Back in the 1990s and 2000s, when HDD-based arrays were the norm, most financial organisations wouldn’t return failed drives but chose to shred or otherwise destroy them (and absorb the cost).  Much of that material would have ended up in landfill.  Back in February 2019, we recorded a podcast with one company looking to recycle old drives through a secure destruction process. 

Drive recycling does reduce or eliminate a lot of waste heading for landfill, but it doesn’t solve the issue of the energy used to manufacture new drives to replace those that have failed – or the energy required to extract the valuable metals from shredded units.

Environmental

If HDDs aren’t cost-effective to repair, then perhaps we need to look after our HDDs with more care, as the complexity of drives increases.  The evidence for this, however, is conflicting.  Back in 2014, Backblaze produced a report that implied temperature had no impact on failure rate, echoing a previous survey from Google but conflicting with findings from Microsoft.  These reports were from pre-2016, when we started to see more SMR drives introduced, so this data may no longer be relevant.

However, the most recent Backblaze report looking at drive failure rates seems to imply that drives should last past the three years indicated by Secure Data Recovery – 88% reaching the six-year mark in the Backblaze study.  Backblaze believes that efficient design and drive husbandry are responsible for increasing longevity.

The Architect’s View®

The greatest challenge for HDD vendors looking to increase sustainability is the unit cost of a single SSD.  At around $600-700 each, drives aren’t cost-effective to repair, especially those that are helium-filled.  The security issue that results in drive shredding can be answered by SEDs (self-encrypting drives) and is a feature that’s been used in enterprise arrays for many years.  However, if a drive fails, it’s probably headed for the scrap heap (or the recycling heap). 

The alternative option is to try and increase drive lifetime.  Rate limits introduced by vendors provide warrantied capabilities, but do any array or system vendors bother to take this data into account?  For businesses like Backblaze, extending drive lifetime has a direct impact on costs and the success of the company. 

We believe that end users should be challenging their array and disk drive vendors to supply more information on failure rates, as well as recycling and reuse rates for raw materials.  Additionally, system vendors should be focused on ensuring drives are monitored and not pushed past warrantied limits. 

The rate limiting of HDDs is another reason the technology is headed towards the archive market.  We’re not going to see the “death of the HDD”, but as discussed in a recent podcast (and many articles before), the transition away from HDDs in the enterprise data centre is well underway for everything but long-term archive retention. 

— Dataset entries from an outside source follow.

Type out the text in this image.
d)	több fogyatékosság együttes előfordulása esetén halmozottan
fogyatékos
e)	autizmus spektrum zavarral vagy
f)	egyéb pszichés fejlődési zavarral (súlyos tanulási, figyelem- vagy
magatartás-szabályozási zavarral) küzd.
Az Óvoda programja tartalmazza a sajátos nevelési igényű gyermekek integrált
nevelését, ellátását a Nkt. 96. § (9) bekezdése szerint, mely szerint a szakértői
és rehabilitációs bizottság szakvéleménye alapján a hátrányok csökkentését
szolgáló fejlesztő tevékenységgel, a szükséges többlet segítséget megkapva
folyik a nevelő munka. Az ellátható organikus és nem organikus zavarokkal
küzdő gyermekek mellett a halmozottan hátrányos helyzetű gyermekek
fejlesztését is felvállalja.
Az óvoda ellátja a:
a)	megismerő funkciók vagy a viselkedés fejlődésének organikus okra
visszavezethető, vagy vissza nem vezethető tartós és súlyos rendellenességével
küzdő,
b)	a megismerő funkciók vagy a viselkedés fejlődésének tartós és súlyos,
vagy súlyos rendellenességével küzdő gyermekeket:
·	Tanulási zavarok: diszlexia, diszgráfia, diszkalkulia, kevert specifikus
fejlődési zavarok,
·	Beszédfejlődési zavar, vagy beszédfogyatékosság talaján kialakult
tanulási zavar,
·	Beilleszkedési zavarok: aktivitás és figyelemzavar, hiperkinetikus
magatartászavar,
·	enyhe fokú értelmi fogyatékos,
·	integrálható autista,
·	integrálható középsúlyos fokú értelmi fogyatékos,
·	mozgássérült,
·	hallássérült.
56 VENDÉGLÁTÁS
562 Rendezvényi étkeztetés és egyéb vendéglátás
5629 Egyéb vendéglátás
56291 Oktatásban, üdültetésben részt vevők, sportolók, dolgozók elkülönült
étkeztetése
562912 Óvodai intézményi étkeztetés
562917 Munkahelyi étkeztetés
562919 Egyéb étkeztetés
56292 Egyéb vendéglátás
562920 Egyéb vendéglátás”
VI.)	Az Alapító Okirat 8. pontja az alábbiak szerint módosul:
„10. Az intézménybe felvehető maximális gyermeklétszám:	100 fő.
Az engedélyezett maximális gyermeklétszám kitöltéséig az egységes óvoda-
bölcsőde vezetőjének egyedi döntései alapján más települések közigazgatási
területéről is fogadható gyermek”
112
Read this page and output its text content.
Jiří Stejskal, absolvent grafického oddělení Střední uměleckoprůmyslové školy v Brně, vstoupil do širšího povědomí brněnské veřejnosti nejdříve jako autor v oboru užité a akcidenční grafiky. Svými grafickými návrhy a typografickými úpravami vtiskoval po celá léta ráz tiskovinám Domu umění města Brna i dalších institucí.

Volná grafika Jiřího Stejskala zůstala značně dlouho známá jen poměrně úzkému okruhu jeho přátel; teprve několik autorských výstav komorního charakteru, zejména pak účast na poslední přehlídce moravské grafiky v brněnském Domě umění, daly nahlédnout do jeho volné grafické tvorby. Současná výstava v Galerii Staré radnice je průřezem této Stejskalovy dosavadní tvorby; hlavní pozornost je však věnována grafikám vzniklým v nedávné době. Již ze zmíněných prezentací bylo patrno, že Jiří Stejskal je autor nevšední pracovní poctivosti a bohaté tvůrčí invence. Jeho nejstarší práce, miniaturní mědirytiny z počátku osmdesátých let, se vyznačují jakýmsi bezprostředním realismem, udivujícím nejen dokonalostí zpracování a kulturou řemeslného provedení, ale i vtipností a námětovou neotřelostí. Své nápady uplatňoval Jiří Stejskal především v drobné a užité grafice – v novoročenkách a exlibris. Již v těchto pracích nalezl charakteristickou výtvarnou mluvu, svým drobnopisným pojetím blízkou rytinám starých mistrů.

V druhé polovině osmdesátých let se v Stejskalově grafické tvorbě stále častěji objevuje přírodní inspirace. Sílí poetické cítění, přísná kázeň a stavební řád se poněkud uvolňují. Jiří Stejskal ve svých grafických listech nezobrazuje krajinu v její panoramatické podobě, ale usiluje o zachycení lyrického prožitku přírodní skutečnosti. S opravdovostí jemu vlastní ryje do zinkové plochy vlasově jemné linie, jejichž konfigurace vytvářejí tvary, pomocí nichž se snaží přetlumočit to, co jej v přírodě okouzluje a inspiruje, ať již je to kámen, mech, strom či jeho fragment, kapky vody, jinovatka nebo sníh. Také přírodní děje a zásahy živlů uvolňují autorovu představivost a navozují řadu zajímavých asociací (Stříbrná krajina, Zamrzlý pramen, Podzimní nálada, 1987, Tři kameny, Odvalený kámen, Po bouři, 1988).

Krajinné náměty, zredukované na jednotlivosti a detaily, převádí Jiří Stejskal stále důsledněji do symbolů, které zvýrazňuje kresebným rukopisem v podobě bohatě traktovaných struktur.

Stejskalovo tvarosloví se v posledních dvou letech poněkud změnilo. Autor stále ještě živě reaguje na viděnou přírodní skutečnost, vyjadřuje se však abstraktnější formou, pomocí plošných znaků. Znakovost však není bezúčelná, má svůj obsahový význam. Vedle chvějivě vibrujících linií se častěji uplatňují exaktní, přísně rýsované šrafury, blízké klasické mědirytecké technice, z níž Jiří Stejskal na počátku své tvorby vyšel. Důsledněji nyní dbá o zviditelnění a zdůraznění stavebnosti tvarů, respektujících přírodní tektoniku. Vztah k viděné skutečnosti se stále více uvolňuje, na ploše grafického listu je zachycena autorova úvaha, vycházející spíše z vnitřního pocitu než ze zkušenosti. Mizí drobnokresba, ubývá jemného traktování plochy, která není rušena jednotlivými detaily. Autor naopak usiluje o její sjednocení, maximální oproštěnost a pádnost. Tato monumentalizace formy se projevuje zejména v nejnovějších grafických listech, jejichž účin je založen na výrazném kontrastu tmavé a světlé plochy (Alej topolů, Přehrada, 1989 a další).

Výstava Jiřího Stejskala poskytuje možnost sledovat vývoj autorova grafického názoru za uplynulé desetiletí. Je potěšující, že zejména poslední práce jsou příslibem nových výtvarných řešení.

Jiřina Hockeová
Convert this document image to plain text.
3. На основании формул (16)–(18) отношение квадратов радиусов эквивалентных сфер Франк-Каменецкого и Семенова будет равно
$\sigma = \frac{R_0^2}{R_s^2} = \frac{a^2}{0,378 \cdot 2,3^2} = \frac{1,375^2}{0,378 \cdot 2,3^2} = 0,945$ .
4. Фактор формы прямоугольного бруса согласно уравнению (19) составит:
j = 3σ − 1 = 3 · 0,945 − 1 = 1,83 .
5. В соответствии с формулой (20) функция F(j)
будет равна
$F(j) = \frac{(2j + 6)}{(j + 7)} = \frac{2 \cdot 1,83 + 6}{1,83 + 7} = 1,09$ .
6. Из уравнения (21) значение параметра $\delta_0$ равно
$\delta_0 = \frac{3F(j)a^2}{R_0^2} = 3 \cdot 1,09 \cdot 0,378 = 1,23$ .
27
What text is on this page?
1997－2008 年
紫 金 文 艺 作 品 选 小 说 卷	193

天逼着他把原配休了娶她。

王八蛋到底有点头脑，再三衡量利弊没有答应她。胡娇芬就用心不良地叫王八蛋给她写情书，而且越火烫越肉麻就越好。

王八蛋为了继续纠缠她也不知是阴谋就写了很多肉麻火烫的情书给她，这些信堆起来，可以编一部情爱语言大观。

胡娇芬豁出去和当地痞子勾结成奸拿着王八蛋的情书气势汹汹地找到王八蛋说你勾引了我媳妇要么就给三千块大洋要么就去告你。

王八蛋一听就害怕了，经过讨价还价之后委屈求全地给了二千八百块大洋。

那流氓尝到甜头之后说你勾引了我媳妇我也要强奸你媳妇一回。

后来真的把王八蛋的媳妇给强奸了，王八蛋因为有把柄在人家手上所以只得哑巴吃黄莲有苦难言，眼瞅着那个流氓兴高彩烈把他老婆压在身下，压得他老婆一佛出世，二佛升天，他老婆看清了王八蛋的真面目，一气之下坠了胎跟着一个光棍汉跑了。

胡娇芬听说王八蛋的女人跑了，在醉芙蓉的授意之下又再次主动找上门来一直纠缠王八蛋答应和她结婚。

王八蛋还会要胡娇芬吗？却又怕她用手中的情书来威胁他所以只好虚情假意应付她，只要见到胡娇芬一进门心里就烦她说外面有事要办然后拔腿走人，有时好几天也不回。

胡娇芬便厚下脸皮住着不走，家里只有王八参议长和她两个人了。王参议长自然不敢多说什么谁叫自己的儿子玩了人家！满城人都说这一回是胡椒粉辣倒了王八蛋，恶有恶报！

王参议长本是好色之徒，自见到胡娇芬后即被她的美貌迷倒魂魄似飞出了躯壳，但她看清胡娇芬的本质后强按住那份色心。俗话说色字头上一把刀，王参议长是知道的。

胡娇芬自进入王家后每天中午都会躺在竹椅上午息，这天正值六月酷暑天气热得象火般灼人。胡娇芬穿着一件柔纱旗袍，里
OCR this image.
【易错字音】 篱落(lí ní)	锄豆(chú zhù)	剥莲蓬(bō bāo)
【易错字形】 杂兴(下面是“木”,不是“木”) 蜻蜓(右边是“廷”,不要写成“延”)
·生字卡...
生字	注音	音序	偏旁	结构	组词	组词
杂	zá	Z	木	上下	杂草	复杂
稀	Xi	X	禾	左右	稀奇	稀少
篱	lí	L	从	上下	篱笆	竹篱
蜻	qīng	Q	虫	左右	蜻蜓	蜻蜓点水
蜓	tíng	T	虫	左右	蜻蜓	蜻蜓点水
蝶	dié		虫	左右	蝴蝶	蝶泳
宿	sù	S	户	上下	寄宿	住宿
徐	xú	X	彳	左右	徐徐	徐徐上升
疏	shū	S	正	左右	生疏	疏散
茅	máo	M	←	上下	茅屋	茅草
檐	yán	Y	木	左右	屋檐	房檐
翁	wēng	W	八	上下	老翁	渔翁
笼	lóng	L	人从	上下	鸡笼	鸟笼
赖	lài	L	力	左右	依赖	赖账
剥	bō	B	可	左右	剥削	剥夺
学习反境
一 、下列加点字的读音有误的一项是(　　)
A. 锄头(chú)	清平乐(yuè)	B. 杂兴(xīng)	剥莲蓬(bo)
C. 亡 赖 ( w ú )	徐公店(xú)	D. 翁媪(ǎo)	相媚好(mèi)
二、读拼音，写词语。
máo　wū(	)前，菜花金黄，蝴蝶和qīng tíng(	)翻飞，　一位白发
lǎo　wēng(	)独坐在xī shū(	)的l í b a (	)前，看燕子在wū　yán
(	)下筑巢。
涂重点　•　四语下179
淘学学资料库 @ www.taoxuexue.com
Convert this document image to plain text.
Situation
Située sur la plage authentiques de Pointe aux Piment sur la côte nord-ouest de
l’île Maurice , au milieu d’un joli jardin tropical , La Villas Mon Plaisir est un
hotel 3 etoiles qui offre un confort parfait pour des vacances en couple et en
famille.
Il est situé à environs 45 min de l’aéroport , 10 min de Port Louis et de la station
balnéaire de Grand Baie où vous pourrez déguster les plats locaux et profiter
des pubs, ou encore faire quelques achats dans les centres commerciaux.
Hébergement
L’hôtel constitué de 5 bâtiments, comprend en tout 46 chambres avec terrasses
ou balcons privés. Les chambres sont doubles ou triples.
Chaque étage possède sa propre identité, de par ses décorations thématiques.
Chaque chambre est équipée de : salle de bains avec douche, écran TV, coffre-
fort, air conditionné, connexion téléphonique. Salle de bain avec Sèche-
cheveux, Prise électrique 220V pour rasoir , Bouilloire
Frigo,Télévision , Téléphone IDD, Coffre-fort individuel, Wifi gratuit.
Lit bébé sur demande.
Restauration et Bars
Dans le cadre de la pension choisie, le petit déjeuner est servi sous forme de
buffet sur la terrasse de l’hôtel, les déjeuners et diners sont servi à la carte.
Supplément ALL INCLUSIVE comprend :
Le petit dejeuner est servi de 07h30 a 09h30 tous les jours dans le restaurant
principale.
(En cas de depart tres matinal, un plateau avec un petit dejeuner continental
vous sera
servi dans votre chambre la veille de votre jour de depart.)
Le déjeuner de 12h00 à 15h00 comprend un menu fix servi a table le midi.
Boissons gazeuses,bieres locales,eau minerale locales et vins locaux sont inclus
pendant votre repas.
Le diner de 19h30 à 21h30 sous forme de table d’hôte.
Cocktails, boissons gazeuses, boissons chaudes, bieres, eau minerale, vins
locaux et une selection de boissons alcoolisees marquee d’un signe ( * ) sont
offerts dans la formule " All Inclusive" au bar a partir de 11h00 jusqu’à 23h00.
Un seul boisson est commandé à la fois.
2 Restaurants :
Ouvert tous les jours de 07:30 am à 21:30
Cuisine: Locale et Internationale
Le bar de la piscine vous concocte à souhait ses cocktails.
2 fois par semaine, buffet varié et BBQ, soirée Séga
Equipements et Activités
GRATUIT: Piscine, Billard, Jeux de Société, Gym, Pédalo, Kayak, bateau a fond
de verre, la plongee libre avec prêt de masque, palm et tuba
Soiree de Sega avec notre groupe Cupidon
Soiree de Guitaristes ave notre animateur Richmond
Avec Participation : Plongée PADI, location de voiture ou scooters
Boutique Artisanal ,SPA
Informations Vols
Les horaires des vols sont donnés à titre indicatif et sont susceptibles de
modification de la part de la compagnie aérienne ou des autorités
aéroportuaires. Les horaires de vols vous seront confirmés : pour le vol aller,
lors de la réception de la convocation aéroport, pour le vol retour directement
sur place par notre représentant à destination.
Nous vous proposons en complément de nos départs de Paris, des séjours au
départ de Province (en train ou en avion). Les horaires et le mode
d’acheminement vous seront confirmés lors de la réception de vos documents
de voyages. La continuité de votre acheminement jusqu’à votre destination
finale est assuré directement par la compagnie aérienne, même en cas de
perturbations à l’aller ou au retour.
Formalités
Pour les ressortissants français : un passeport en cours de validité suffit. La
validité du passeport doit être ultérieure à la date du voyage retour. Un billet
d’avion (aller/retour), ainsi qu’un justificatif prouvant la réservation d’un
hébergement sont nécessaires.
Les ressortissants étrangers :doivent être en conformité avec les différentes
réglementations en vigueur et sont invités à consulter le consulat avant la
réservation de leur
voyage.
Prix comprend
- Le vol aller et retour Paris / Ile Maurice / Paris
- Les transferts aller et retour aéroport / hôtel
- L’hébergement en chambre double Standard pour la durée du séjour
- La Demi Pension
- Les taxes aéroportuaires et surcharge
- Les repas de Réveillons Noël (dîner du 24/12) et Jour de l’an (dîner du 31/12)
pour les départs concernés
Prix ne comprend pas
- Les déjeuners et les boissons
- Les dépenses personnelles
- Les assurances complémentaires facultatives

One final question – would the sustainability of HDDs be part of your TCO calculation when moving to an all-flash system?  Although there’s no directly attributable cost, the extended lifetime of SSDs, along with much lower power draw, may make all-flash much more attractive than HDDs for systems that are retained for five or six years.  Might we see vendors introducing much longer lease terms as a result?  We will be watching to find out.